Image result for odun eweniyi images
Odun Eweniyi, Co-founder of PiggyVest

However, the view from Odun Eweniyi, the co-founder of PiggyVest (formerly Piggybank.ng) — arguably one of the best-performing Nigerian fintech startups in 2019 — is that nothing is set in stone at the moment.

“I think that there’s no certainty here – everyone’s interest rates are based on prevalent market behaviour, and everyone is running a business and will take the best decisions for their business, so I cannot presume to speak for all fintech companies,” she told WeeTracker in an emailed response.

“From a personal point of view, we’re observing the changes in the rates on the market, and as soon as any new changes are necessary we will make them. The goal is to offer competitive, sustainable rates to our users and we will continue to do that,” she adds.

So there you have it; micro-lending fintech startups and their savings/investment colleagues aren’t exactly having a swell time at the moment and it will be interesting to see how things pan out in 2020.

On December 22 of last year, fintechs in the Nigerian payments space and digital banks alike were dealt a reality check when the CBN made their previously special offer of zero/low-fee inter-bank transfers seem ordinary.

Before the CBN slashed transfer charges to NGN 10.00, and NGN 25.00, and NGN 50.00 depending on the amount being transferred, many fintechs in the payments space had enticed and wooed people into signing up by offering transfer fees much lower than the NGN 52.50 typically charged by banks.

For instance, at one point, before appearing to switch up on its users, OPay was gaining users by the boatload by charging just NGN 10.00 for all bank transfers. But that has since changed and the fee is now somewhere around 1 percent of the amount being transferred; cue the furore and mass exodus by enraged customers.
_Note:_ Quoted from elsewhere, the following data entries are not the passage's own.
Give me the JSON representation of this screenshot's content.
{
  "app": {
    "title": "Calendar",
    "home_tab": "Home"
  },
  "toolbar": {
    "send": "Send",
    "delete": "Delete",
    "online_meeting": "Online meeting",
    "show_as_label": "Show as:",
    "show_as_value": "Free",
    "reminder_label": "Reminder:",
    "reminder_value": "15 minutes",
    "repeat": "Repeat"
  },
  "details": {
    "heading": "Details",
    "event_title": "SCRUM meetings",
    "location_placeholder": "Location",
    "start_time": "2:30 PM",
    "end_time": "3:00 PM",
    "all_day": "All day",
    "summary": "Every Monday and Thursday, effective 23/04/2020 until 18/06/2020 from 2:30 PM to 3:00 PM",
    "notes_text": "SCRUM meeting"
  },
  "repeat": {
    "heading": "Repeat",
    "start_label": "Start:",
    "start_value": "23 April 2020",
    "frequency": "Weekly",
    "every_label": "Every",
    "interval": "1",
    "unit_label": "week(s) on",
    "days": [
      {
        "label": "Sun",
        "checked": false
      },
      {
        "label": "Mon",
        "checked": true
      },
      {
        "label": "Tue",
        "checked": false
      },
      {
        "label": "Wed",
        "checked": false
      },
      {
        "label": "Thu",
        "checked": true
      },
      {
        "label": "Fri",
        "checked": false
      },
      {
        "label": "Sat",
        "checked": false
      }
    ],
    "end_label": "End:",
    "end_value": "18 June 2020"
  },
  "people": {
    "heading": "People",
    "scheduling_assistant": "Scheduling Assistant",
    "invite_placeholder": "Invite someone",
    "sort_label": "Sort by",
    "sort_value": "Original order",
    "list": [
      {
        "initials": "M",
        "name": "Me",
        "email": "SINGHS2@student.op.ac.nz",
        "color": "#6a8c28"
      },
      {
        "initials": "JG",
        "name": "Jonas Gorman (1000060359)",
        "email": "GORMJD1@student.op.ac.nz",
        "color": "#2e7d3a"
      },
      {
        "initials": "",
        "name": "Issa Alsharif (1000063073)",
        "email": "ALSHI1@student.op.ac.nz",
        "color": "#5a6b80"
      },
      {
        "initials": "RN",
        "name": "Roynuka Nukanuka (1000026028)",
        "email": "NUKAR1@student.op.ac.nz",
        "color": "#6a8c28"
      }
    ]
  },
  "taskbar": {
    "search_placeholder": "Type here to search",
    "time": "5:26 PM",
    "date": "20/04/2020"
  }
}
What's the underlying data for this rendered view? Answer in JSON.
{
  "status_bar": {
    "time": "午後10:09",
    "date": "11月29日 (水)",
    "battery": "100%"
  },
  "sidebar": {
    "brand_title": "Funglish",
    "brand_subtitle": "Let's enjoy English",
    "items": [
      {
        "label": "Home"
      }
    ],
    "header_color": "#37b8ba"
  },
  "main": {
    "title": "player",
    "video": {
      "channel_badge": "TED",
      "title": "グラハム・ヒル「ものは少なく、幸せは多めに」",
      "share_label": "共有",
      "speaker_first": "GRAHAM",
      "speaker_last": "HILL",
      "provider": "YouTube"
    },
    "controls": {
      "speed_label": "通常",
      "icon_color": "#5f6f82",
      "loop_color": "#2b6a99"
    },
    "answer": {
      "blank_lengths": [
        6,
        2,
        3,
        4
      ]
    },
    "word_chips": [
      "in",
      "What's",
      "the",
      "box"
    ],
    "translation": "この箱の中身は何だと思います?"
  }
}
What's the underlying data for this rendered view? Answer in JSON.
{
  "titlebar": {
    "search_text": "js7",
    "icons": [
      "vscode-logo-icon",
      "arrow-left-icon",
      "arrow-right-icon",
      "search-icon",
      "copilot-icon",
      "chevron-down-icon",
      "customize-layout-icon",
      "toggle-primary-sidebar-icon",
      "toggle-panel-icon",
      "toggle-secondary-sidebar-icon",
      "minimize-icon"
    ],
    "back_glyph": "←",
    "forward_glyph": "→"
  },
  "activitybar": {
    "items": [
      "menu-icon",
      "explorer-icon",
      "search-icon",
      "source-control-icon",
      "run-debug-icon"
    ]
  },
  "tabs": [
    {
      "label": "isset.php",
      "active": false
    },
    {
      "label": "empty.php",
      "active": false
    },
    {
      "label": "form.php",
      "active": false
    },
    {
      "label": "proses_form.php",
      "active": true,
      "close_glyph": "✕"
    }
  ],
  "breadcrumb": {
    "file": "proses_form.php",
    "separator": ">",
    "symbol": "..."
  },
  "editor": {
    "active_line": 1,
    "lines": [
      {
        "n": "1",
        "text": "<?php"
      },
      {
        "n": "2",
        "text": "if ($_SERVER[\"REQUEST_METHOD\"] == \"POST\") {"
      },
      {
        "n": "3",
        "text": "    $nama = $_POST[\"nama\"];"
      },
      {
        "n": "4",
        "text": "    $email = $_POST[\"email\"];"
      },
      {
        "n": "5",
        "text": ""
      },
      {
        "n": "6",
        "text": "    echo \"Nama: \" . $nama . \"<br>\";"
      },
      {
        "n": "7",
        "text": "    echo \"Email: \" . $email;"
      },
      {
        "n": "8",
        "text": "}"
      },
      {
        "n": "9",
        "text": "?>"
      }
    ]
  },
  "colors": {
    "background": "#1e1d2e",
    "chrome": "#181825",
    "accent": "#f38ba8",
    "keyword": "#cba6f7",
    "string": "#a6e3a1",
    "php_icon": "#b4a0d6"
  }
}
Kudabank — the self-acclaimed ‘Bank of the Free’ — is currently offering 25 free inter-bank transfers every month and NGN 45.00 per transfer upon the exhaustion of the 25 free monthly transfers. 

But the CBN’s new move, which not only affected inter-bank transfers, but also touched up on ATM withdrawal charges, card maintenance charges, and many other pain points that many fintech companies have positioned themselves to address and profit off of, means that fintechs would have to get a lot more innovative than merely offering free transfers and free ATM withdrawals if they are to thrive.

Simply put, Nigerian fintechs came into existence with the blessing of the CBN in order to meet needs that the traditional banks have failed to address and are apparently incapable of addressing.

But now it looks like those fintechs are being pressed for space given that the CBN is now also compelling the bigger and better-funded financial institutions to do exactly what the smaller fintechs are doing and effectively knock them out.

With all that has happened in the just-concluded year, and with the possibility of yet more tinkering from the guys who call the shots, it sure looks like the stage is set for a make-or-bust 2020 for fintech startups in Nigeria.

And there’s a feeling that mergers and acquisitions will feature prominently in the fintech fiefdom this year as the ecosystem approaches its proverbial moment of truth.

It’s a thought also shared by the PiggyVest co-founder who is convinced that M&As may come into play. 

“The ecosystem is maturing and M&As are actually indicative of growth,” said Odun. “Not to mention the current economic climate will make collaboration, in many forms, absolutely compulsory.”